Climate scientists predict increasing numbers of storms, droughts, floods and heat waves as the Earth warms, but the effects of these fluctuating conditions on biodiversity could actually go either way, according to recent ecological research. Species able to tolerate only a narrow range of temperatures, for example, may be eliminated, but instability in the environment can also prevent dominant species from squeezing out competitors.

 A new Ecology Letters study of zooplankton found in dozens of freshwater lakes over decades of time has revealed both the negative and positive effects of climate change, emphasizing that environmental variability through time could either promote or reduce biodiversity depending on the pace and range of fluctuations. Researchers found fewer species in lakes with the most variable water chemistry. But lakes with the greatest temperature variations harbored a greater variety of zooplankton.

Their study considered data from nine separate long-term ecological studies that included a total of 53 lakes in North America and Europe. In addition to sampling zooplankton, scientists had also taken physical measurements repeatedly each season for periods ranging from 3 to 44 years.

From these data, they calculated the variability of 10 physical properties, including pH and the levels of nutrients such as organic carbon, phosphorous and nitrogen.
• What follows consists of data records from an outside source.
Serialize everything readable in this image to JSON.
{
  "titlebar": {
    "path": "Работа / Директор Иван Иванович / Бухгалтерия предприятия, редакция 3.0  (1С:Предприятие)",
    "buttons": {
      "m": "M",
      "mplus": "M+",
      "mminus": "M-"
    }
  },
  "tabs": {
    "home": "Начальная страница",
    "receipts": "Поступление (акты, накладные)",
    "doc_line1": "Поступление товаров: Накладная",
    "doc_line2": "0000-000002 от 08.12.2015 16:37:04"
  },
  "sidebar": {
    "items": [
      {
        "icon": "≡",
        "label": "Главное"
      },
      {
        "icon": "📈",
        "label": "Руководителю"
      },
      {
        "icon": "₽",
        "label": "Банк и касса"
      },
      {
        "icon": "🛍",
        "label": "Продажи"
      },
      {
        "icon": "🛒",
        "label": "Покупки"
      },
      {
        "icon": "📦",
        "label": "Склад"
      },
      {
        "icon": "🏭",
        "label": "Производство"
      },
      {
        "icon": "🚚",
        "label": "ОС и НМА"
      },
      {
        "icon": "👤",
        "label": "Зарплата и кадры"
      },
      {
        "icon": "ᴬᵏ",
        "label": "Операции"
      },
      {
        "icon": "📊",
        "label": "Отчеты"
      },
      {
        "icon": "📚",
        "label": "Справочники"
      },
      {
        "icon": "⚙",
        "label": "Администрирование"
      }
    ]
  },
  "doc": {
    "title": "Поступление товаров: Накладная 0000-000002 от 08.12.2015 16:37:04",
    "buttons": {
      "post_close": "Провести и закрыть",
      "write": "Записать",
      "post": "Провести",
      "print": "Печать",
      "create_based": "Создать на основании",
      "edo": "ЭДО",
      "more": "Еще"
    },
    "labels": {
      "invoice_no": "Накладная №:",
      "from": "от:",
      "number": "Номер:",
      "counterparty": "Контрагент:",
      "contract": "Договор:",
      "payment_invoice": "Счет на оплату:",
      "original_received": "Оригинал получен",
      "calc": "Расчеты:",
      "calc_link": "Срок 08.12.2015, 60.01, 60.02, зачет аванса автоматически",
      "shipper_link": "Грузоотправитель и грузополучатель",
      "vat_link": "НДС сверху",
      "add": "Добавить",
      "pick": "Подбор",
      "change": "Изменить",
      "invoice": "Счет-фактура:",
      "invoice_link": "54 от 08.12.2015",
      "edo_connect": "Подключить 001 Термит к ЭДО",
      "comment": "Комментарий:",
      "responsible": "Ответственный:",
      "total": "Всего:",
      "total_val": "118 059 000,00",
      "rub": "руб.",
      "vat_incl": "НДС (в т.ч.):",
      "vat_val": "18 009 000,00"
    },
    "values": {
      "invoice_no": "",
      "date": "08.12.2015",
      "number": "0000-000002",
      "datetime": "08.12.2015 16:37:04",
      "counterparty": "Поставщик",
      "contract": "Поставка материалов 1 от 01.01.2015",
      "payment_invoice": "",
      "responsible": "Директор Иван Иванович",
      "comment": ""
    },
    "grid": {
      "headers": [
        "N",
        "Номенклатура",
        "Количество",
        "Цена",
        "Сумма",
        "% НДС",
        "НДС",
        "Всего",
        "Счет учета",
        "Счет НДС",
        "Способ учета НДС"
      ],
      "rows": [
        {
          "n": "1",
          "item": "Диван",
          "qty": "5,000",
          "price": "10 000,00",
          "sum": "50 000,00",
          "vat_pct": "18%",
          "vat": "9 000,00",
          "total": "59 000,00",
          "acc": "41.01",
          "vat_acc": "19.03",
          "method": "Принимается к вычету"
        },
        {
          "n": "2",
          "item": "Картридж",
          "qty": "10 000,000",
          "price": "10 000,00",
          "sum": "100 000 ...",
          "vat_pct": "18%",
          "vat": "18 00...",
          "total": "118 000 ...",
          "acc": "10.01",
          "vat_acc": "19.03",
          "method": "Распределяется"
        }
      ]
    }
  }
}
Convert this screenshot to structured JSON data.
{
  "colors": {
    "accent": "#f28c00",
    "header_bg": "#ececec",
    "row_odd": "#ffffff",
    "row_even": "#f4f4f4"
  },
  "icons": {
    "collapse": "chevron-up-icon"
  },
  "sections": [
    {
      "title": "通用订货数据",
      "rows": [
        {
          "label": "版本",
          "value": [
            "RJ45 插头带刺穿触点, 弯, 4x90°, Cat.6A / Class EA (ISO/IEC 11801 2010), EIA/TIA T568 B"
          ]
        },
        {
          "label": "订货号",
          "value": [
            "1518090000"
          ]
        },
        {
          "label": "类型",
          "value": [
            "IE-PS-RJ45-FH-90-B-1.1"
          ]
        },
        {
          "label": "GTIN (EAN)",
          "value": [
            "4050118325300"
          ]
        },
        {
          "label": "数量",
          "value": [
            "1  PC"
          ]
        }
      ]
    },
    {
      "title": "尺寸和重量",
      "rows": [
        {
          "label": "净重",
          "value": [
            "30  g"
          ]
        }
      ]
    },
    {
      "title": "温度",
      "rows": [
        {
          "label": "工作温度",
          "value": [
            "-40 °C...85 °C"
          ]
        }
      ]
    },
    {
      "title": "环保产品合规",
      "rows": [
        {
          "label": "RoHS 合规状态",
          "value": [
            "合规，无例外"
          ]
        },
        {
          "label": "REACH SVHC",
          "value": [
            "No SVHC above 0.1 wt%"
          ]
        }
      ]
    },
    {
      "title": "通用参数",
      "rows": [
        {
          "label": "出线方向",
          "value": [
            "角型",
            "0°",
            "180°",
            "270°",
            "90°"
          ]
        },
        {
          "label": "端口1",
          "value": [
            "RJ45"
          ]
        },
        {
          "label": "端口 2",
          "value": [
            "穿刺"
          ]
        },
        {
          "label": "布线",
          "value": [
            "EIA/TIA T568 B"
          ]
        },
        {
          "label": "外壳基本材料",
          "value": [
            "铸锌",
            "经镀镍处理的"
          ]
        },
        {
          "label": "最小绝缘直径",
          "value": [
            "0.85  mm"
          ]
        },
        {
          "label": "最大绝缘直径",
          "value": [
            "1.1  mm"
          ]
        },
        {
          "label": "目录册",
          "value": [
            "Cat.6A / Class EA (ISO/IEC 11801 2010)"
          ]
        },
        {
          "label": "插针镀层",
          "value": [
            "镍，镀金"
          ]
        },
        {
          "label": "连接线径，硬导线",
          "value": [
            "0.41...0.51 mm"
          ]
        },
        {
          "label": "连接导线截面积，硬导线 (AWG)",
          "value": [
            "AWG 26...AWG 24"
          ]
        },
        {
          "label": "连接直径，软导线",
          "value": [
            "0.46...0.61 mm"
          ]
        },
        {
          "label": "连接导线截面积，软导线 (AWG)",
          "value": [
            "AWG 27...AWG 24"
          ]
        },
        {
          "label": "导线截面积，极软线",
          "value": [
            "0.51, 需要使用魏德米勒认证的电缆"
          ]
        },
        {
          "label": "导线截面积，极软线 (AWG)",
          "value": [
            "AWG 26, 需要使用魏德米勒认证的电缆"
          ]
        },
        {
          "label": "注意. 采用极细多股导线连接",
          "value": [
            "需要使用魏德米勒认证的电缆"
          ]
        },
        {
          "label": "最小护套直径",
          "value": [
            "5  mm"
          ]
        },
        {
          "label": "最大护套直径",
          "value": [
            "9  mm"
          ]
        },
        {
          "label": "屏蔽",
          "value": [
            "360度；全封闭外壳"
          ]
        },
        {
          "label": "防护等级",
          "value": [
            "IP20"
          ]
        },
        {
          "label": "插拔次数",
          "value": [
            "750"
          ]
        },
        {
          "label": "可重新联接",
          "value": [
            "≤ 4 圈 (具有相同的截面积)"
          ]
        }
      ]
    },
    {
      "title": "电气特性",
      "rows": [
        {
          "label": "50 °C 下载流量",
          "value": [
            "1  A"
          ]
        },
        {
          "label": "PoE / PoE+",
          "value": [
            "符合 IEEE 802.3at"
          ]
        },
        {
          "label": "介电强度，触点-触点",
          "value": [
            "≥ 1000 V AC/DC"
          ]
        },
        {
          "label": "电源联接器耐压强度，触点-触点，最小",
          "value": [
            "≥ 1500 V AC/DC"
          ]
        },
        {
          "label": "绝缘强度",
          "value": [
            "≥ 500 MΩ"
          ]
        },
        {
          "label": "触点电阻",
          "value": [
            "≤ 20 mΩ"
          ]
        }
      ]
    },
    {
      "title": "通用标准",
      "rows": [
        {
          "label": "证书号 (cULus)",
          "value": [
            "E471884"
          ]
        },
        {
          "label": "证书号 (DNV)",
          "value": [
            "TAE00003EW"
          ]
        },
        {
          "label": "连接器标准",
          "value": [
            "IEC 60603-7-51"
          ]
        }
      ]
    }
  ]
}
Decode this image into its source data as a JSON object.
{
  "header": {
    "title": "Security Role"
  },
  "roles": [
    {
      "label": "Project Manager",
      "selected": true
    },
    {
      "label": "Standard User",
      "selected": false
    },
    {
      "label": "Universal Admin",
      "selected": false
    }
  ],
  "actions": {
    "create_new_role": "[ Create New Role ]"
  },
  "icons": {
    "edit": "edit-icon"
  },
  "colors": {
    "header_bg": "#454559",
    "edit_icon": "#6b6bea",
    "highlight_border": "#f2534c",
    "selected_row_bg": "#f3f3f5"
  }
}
Temperatures and the amount of oxygen dissolved in the water at both the surface and bottom of each lake were also included. The authors also teased apart variation based on the pace of change with year-to-year changes considered separately from changes that occurred from season-to-season or on more rapid timescales.

Zooplankton populations respond quickly to changes because they reproduces so fast. "In a summer, you're sampling dozens of generations," Shurin said. "For mammals or annual plants, you would have to watch for hundreds or thousands of years to see the same population turnover."

At every time scale the pattern held: Ecologists found fewer species of zooplankton in lakes with fluctuating water chemistry and greater numbers of species in those with varying temperatures. The authors noted that the temperature variations they observed remained within normal ranges for these lakes. But some chemical measures, particularly pH and levels of phosphorous, strayed beyond normal limits due to pollution and acid rain.

"It may depend on the predictability of the environment. If you have a lot of violent changes through time, species may not be able to program their life cycles to be active when conditions are right. They need the ability to read the cues, to hatch out at the right time," Shurin said. "If the environment is very unpredictable, that may be bad for diversity, because many species just won't be able to match their lifecycles to that."